- "Open Multiclassing" was an experiment in 3e that was interesting and exciting, but ultimately cannot be made to work. You simply cannot give out an ability without knowing what level you will be when you get it and expect that ability to function in a level appropriate fashion.
- Multiclassing at all is basically bad for the game. At its best it is a way to make playable classes that are procedurally generated and therefore take longer in chargen and probably aren't playtested as well as other classes.
- When there are explicit, functional classes that cover a character concept, they are massively and understandably more popular than multiclass setups that cover the same concept.
- Nonetheless, if you tell people that there isn't going to be "multiclassing", people will lose their shit. Even if they acknowledge all the previous points.
- Make actual classes. Announce that some of them are "multiclass" combinations. The Ranger is now a "Multiclass Fighter/Druid", the Paladin is now a "Multiclass Fighter/Cleric", and so on. The main class names are more popular than the multiclass combos, so you'd probably write "Paladin (Fighter/Cleric)". You would probably do something involving the "multiclass" characters being able to pick their skill lists off of the nominally parent classes or something to make it less obvious you were trolling people.
- Sub Classes. Announce that at some level or another you get a power upgrade that is chosen off a list that happens to be a list of themed upgrades that are themed off the available classes. And then you'd get an upgrade that was themed "Wizard" or "Assassin", and you'd announce that because you could get an Assassin Theme for your Samurai that you had "multiclassing" covered.

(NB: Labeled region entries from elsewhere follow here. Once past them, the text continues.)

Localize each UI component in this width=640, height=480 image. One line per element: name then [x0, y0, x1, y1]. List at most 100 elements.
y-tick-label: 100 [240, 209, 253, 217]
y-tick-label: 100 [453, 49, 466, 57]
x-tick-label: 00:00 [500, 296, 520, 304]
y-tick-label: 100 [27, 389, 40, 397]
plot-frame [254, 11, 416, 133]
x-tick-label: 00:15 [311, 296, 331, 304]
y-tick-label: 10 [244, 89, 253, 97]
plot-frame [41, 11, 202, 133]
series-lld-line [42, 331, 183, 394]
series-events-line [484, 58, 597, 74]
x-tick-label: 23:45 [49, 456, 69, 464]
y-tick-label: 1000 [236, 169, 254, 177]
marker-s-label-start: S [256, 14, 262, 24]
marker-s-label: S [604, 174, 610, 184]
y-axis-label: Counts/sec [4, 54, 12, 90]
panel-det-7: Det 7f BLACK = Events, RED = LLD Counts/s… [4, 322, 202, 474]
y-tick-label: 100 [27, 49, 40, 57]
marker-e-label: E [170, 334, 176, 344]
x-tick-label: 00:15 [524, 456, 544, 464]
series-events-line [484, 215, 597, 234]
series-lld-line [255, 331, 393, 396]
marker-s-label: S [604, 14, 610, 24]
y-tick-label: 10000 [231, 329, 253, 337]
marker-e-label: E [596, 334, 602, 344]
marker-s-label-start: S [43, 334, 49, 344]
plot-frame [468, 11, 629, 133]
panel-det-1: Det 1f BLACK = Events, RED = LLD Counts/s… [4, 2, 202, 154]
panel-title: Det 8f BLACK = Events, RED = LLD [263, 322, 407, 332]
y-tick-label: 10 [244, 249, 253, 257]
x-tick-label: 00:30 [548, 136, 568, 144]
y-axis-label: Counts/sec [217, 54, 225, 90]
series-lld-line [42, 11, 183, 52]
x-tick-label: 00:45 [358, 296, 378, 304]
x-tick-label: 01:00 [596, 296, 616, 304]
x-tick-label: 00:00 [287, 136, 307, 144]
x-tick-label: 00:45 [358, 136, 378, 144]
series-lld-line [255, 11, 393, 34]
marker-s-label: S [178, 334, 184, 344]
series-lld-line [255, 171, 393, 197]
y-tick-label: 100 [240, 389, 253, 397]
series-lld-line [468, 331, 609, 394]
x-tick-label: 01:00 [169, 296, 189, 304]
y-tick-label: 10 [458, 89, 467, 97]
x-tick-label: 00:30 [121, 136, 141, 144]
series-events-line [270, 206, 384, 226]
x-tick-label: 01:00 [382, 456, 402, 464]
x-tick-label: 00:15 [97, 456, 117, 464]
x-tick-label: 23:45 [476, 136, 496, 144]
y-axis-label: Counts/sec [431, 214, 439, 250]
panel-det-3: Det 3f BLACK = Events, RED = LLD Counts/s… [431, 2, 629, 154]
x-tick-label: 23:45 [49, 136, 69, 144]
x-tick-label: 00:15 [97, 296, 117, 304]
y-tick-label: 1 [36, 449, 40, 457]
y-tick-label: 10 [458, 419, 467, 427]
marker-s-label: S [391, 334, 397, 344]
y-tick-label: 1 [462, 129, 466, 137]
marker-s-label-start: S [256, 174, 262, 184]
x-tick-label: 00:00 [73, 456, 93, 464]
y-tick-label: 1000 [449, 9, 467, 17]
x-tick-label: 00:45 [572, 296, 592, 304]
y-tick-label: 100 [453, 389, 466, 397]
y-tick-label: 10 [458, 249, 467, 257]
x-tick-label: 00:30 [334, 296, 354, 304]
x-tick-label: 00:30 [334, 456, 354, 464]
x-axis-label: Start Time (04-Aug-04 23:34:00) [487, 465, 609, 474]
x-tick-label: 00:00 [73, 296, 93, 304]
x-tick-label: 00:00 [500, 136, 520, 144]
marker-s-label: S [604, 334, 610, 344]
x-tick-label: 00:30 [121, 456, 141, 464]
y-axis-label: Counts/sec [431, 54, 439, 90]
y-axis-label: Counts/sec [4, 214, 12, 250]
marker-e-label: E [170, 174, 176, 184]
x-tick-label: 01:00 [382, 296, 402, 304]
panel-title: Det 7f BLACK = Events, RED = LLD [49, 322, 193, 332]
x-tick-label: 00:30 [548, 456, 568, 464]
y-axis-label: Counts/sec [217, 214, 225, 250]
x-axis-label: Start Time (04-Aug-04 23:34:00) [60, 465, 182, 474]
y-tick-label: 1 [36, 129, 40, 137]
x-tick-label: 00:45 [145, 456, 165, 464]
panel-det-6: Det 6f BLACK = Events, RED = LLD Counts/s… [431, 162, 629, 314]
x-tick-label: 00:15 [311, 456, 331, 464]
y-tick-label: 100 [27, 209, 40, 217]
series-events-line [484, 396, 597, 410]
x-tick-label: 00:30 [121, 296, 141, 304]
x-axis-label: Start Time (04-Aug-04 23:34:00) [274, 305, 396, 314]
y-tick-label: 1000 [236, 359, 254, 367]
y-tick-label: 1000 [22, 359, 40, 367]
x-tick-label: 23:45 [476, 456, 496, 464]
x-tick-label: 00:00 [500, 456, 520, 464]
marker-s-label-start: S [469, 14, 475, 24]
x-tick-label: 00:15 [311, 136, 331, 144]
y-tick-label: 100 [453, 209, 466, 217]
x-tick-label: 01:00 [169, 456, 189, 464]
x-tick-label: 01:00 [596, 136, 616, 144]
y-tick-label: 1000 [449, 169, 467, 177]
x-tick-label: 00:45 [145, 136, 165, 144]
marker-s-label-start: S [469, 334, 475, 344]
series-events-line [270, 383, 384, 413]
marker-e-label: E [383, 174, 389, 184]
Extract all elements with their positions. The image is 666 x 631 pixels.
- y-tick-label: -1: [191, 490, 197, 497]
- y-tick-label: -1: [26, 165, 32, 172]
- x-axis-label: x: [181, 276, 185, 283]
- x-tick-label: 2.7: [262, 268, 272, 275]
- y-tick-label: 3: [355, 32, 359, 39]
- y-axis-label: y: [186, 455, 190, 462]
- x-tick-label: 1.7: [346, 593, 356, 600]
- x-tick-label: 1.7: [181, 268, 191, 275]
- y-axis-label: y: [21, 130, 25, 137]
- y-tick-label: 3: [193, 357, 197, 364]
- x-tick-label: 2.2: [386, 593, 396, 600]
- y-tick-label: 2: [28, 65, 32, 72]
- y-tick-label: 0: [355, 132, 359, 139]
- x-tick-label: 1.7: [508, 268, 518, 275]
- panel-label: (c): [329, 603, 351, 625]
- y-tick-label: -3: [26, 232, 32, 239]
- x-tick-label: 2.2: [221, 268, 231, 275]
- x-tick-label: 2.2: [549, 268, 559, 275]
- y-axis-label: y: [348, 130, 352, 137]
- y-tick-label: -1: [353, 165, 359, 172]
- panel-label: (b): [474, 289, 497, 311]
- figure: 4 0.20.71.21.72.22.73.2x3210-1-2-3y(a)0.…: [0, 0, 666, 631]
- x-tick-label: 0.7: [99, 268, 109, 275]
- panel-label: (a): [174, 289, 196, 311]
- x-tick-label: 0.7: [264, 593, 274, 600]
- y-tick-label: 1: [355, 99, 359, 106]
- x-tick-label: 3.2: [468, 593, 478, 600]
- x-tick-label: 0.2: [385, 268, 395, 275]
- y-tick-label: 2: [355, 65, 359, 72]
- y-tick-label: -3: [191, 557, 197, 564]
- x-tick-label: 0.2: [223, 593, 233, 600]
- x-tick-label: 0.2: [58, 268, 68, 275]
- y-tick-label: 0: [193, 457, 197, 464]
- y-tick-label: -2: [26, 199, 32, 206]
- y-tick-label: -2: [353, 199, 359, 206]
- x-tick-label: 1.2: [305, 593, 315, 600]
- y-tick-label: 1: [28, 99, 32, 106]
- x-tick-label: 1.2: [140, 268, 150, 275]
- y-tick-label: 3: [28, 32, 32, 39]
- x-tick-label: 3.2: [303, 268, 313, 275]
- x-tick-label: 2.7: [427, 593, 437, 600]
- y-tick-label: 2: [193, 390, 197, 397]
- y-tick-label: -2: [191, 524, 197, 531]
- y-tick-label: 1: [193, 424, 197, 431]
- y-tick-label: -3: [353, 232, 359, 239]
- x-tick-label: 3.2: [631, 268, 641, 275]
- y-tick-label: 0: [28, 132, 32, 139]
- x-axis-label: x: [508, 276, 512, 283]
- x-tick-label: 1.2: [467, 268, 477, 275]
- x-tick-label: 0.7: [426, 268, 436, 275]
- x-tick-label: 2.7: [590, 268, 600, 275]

- Short available Multiclass list. In any edition of AD&D or OD&D only a small list of classes were actually multiclassable. You could be a Fighter/Thief, but you couldn't be a Cleric/Illusionist or Paladin/Thief. So in this model, you allow a small number of classes to be multiclassed, and then you playtest those combos exactly like they were a normal class. And you let people partially procedurally generate these classes so that players get the "joy" of having to make their own classes.